During Reconstruction and the era of the 14th Amendment, states and localities drew on this ancient tradition of protecting the public sphere by passing a variety of laws limiting where guns were allowed. Oklahoma’s law is illuminating in this respect:
It shall be unlawful for any person, except a peace officer, to carry into any church or religious assembly, any school room or other place where persons are assembled for public worship, for amusement, or for educational or scientific purposes, or into any circus, show or public exhibition of any kind, or into any ball room, or to any party or social gathering, or to any election, or to any place where intoxicating liquors are sold, or to any political convention, or to any other public assembly, any of the weapons designated in sections one and two of this article.
New York’s permit law was modeled on laws enacted during Reconstruction. Under any serious originalist analysis, this fact alone would render them presumptively lawful under the Heller/McDonald history, text, and tradition mode of analysis. Dozens of similar laws were passed in towns and cities across America. At the time they were passed, these laws were all understood to be consistent with the Second Amendment. Moreover, recent historical research has demonstrated that these laws were vigorously enforced and applied in a racially neutral manner until the era of Jim Crow, when Southern racists used them to dismantle Reconstruction, often at the barrel of a gun. The notion that these laws are now suddenly unconstitutional because today’s justices find that they are hard to reconcile with their modern ideas about rights makes a mockery of originalism; it does not vindicate it. This is little more than right-wing living constitutionalism for guns.
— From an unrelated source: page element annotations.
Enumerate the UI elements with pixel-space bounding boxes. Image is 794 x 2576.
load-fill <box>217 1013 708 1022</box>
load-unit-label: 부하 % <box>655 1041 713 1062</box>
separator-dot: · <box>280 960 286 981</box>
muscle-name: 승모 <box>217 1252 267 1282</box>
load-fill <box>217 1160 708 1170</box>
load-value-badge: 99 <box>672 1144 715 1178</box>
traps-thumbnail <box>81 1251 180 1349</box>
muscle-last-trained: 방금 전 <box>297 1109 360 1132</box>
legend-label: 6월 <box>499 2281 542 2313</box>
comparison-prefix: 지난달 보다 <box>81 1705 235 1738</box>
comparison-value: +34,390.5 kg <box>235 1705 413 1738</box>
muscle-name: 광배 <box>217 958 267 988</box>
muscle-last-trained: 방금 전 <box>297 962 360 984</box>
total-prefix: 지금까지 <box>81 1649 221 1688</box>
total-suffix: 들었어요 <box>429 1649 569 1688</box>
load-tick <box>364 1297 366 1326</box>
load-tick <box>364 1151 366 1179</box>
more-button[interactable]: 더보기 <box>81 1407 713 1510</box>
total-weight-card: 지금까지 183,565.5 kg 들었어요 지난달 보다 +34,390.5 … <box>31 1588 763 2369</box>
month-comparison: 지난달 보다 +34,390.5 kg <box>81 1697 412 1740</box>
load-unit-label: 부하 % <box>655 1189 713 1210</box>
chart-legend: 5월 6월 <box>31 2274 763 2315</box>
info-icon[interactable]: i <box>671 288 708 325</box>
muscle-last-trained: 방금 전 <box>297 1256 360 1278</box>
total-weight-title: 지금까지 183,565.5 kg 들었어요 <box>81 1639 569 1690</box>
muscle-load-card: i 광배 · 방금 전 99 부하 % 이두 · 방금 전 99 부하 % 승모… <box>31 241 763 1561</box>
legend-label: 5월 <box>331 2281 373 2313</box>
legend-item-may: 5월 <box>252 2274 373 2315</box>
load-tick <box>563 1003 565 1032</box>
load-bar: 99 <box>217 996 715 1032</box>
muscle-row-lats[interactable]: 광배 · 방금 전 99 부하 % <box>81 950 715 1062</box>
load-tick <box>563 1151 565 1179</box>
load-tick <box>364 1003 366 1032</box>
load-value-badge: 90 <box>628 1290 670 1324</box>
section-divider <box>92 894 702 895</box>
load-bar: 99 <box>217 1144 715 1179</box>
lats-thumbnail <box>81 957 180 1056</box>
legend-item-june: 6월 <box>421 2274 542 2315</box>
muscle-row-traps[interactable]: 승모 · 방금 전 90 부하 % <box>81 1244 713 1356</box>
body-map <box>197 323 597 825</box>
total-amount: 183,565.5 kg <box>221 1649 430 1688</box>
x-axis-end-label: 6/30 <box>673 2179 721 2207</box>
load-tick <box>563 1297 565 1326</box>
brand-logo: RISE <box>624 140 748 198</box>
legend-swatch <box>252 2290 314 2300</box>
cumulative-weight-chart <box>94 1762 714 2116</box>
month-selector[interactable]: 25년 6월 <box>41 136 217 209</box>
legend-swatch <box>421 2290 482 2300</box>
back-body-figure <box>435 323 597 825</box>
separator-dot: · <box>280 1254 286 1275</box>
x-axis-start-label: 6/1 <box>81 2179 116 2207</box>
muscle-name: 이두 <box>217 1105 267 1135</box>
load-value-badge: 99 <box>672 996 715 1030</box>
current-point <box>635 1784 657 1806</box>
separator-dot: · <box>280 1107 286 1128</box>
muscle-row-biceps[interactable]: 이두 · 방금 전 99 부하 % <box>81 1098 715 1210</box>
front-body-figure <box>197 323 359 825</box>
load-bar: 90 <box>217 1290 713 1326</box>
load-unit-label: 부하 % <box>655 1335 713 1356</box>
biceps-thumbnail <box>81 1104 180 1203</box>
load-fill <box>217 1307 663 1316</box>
The oral argument in Bruen demonstrates that the conservative wing of the court is not sincerely interested in history, text, and tradition if the evidence cuts against them. What they are intent on doing is vindicating gun rights, rewarding the base of the Republican Party, and recasting the scope of the Second Amendment so that it resembles other modern rights transformed by the Warren Court and left-leaning champions of a living constitution. In his opening remarks, Paul Clement correctly noted that the current scope of Second Amendment rights does not match the robustness of modern First Amendment rights or criminal procedure rights. But the operative word here is modern. The original understandings of the First Amendment and criminal procedure rights, both in the founding era and the period of Reconstruction, were anemic by contemporary standards. There is nothing inherently wrong with Republicans and their Federalist Society–groomed justices supersizing the Second Amendment. The left got its supersized rights in the 1960s, so now it is the right’s turn. The one thing such an approach is not consistent with is the right’s claim that originalism is principled, neutral, and intellectually rigorous.